AnimauxLes folles astuces des trafiquants
Quand ils ne volent pas des singes dans des zoos, les contrebandiers d'espèces menacées rivalisent d'ingéniosité pour passer les douanes. Des milliards sont en jeu.
- par
- Renaud Michiels
L'opération avait été soigneusement «planifiée», selon la gendarmerie. Le week-end dernier, en pleine nuit, des malfrats ont fait une brèche dans un grillage protégeant le Zoo de Beauval (Loir-et-Cher). Posé un cache sur une caméra de surveillance. Fracturé des enclos. Et filé avec leur butin: deux tortues et 17 petits singes rarissimes, des tamarins lions dorés et ouistitis argentés. Estimation de ce vol: 200'000 euros.
Dans du plâtre médical
Hors norme? En Europe, oui. L'Association européenne des zoos et des aquariums représente environ un tiers des parcs zoologiques du continent.

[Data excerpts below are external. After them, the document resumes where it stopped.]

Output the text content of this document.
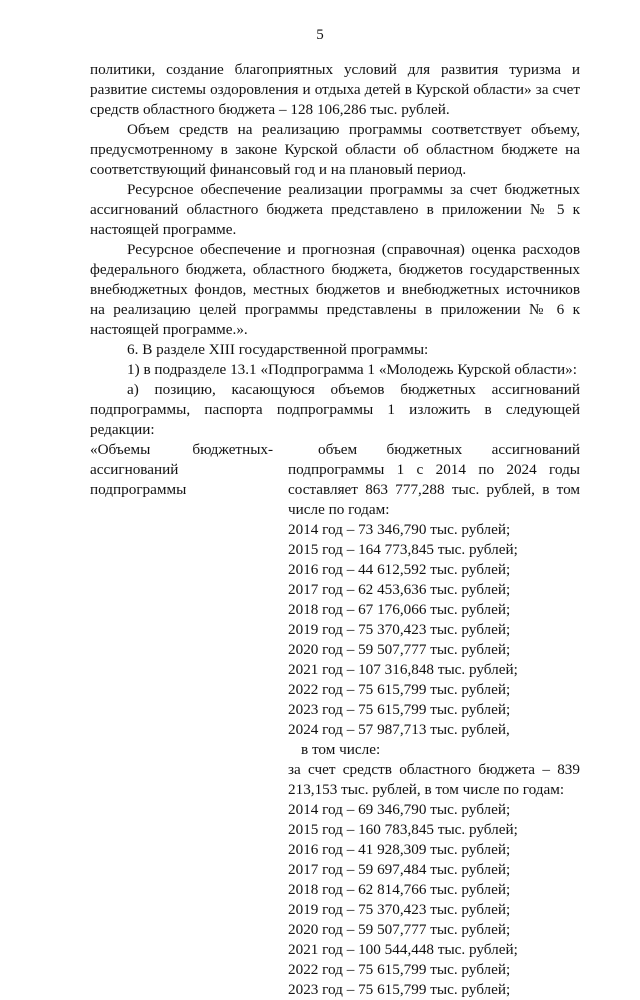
5

политики, создание благоприятных условий для развития туризма и развитие системы оздоровления и отдыха детей в Курской области» за счет средств областного бюджета – 128 106,286 тыс. рублей.

Объем средств на реализацию программы соответствует объему, предусмотренному в законе Курской области об областном бюджете на соответствующий финансовый год и на плановый период.

Ресурсное обеспечение реализации программы за счет бюджетных ассигнований областного бюджета представлено в приложении № 5 к настоящей программе.

Ресурсное обеспечение и прогнозная (справочная) оценка расходов федерального бюджета, областного бюджета, бюджетов государственных внебюджетных фондов, местных бюджетов и внебюджетных источников на реализацию целей программы представлены в приложении № 6 к настоящей программе.».

6. В разделе XIII государственной программы:

1) в подразделе 13.1 «Подпрограмма 1 «Молодежь Курской области»:

а) позицию, касающуюся объемов бюджетных ассигнований подпрограммы, паспорта подпрограммы 1 изложить в следующей редакции:

«Объемы бюджетных ассигнований подпрограммы
-	объем бюджетных ассигнований подпрограммы 1 с 2014 по 2024 годы составляет 863 777,288 тыс. рублей, в том числе по годам:

2014 год – 73 346,790 тыс. рублей;

2015 год – 164 773,845 тыс. рублей;

2016 год – 44 612,592 тыс. рублей;

2017 год – 62 453,636 тыс. рублей;

2018 год – 67 176,066 тыс. рублей;

2019 год – 75 370,423 тыс. рублей;

2020 год – 59 507,777 тыс. рублей;

2021 год – 107 316,848 тыс. рублей;

2022 год – 75 615,799 тыс. рублей;

2023 год – 75 615,799 тыс. рублей;

2024 год – 57 987,713 тыс. рублей,

в том числе:

за счет средств областного бюджета – 839 213,153 тыс. рублей, в том числе по годам:

2014 год – 69 346,790 тыс. рублей;

2015 год – 160 783,845 тыс. рублей;

2016 год – 41 928,309 тыс. рублей;

2017 год – 59 697,484 тыс. рублей;

2018 год – 62 814,766 тыс. рублей;

2019 год – 75 370,423 тыс. рублей;

2020 год – 59 507,777 тыс. рублей;

2021 год – 100 544,448 тыс. рублей;

2022 год – 75 615,799 тыс. рублей;

2023 год – 75 615,799 тыс. рублей;
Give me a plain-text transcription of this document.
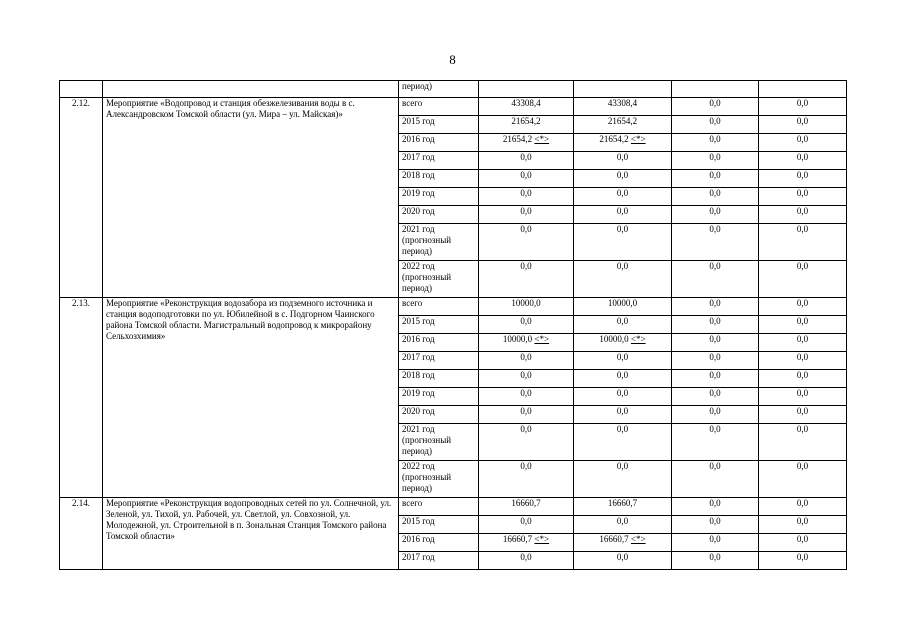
8
		период)				
2.12.	Мероприятие «Водопровод и станция обезжелезивания воды в с. Александровском Томской области (ул. Мира – ул. Майская)»	всего	43308,4	43308,4	0,0	0,0
		2015 год	21654,2	21654,2	0,0	0,0
		2016 год	21654,2 <*>	21654,2 <*>	0,0	0,0
		2017 год	0,0	0,0	0,0	0,0
		2018 год	0,0	0,0	0,0	0,0
		2019 год	0,0	0,0	0,0	0,0
		2020 год	0,0	0,0	0,0	0,0
		2021 год (прогнозный период)	0,0	0,0	0,0	0,0
		2022 год (прогнозный период)	0,0	0,0	0,0	0,0
2.13.	Мероприятие «Реконструкция водозабора из подземного источника и станция водоподготовки по ул. Юбилейной в с. Подгорном Чаинского района Томской области. Магистральный водопровод к микрорайону Сельхозхимия»	всего	10000,0	10000,0	0,0	0,0
		2015 год	0,0	0,0	0,0	0,0
		2016 год	10000,0 <*>	10000,0 <*>	0,0	0,0
		2017 год	0,0	0,0	0,0	0,0
		2018 год	0,0	0,0	0,0	0,0
		2019 год	0,0	0,0	0,0	0,0
		2020 год	0,0	0,0	0,0	0,0
		2021 год (прогнозный период)	0,0	0,0	0,0	0,0
		2022 год (прогнозный период)	0,0	0,0	0,0	0,0
2.14.	Мероприятие «Реконструкция водопроводных сетей по ул. Солнечной, ул. Зеленой, ул. Тихой, ул. Рабочей, ул. Светлой, ул. Совхозной, ул. Молодежной, ул. Строительной в п. Зональная Станция Томского района Томской области»	всего	16660,7	16660,7	0,0	0,0
		2015 год	0,0	0,0	0,0	0,0
		2016 год	16660,7 <*>	16660,7 <*>	0,0	0,0
		2017 год	0,0	0,0	0,0	0,0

Elle a répertorié 64 animaux dérobés depuis décembre 2013. «On sait que certains de nos pensionnaires – surtout des singes rares ou des oiseaux exotiques – ont une valeur marchande. Mais je n'ai jamais entendu parler de vols en Suisse», note Roland Bulliard, directeur du Zoo de Servion.
Reste que le trafic d'espèces sauvages menacées ou de produits tirés de ces animaux ne cesse de défrayer la chronique. Avec des contrebandiers faisant régulièrement preuve d'audace, d'ingéniosité voire d'une incroyable créativité.

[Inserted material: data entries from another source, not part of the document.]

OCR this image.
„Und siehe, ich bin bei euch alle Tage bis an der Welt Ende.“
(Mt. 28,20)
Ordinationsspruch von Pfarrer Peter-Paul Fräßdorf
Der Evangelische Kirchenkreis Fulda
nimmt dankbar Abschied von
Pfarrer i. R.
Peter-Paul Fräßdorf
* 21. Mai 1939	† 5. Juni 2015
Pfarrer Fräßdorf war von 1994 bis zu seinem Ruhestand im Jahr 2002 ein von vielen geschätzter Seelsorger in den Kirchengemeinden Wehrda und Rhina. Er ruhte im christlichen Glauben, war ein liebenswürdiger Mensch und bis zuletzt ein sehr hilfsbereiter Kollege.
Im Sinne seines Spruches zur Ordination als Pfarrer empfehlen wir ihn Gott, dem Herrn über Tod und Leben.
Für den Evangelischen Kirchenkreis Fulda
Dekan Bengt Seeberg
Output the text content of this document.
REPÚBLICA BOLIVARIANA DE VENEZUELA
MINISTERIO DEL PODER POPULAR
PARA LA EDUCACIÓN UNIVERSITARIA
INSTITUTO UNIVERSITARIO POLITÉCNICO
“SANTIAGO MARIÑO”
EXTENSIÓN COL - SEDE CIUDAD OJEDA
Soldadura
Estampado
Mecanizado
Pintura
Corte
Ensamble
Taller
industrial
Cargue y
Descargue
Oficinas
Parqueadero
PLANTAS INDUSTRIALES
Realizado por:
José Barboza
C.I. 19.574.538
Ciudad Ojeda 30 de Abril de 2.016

La semaine dernière, l'association française de protection de l'environnement Robin des Bois faisait le point en la matière. Depuis le début de l'année, on a vu des cornes de rhinocéros planquées «à l'intérieur de statuettes de Bouddha». Des pangolins déclarés comme «matériel téléphonique à réparer.» Ou des hippocampes «dans des sacs neufs de plâtre médical».
Et il n'est pas si étonnant que les contrebandiers se montrent astucieux et déterminés. Car il y a de l'argent à se faire. Beaucoup d'argent. Selon Interpol, le trafic de faune et de flore interdites pèse plus de 150 milliards de dollars par an. Et celui d'animaux menacés est estimé entre 7 et 23 milliards. Ce serait le quatrième, derrière les trafics de drogues, d'armes et de contrefaçons. «C'est une spirale infernale. Moins il reste d'animaux, plus ils sont braconnés parce que le prix augmente avec la raréfaction», peste Jacky Bonnemains, président de Robin des Bois dans Le Parisien.
Concrètement, on parle de trafic de viande. De privés qui ont la lubie de détenir des animaux rares: poissons, oiseaux, singes, reptiles. De l'éternel trafic d'ivoire, avec 22'000 à 25'000 éléphants tués chaque année en Afrique.
La Suisse n'est pas épargnée. L'Office vétérinaire fédéral n'a pas de données détaillées en la matière. Mais des animaux sont régulièrement dénichés par les douanes. Et des trafics parfois démantelés: contrebande d'œufs de perroquets fin 2013, châles en laine d'antilopes du Tibet saisis l'an passé, contrebande de viande de brousse.
50 000 francs le kilo
Mais le cœur du trafic international est dirigé vers l'Asie, où de nombreuses espèces sont consommées pour leurs supposées vertus thérapeutiques ou aphrodisiaques. On y vend des hippocampes, des moustaches de tigre, des vessies natatoires de certains poissons. Et surtout les attributs de deux des espèces les plus menacées du moment: la corne de rhinocéros et les écailles de pangolin. Au marché noir, le petit mammifère vaudrait jusqu'à près de 1000 francs pièce. Et la corne plus de 50'000 francs le kilo! De quoi malheureusement continuer à rendre créatifs les criminels de l'environnement.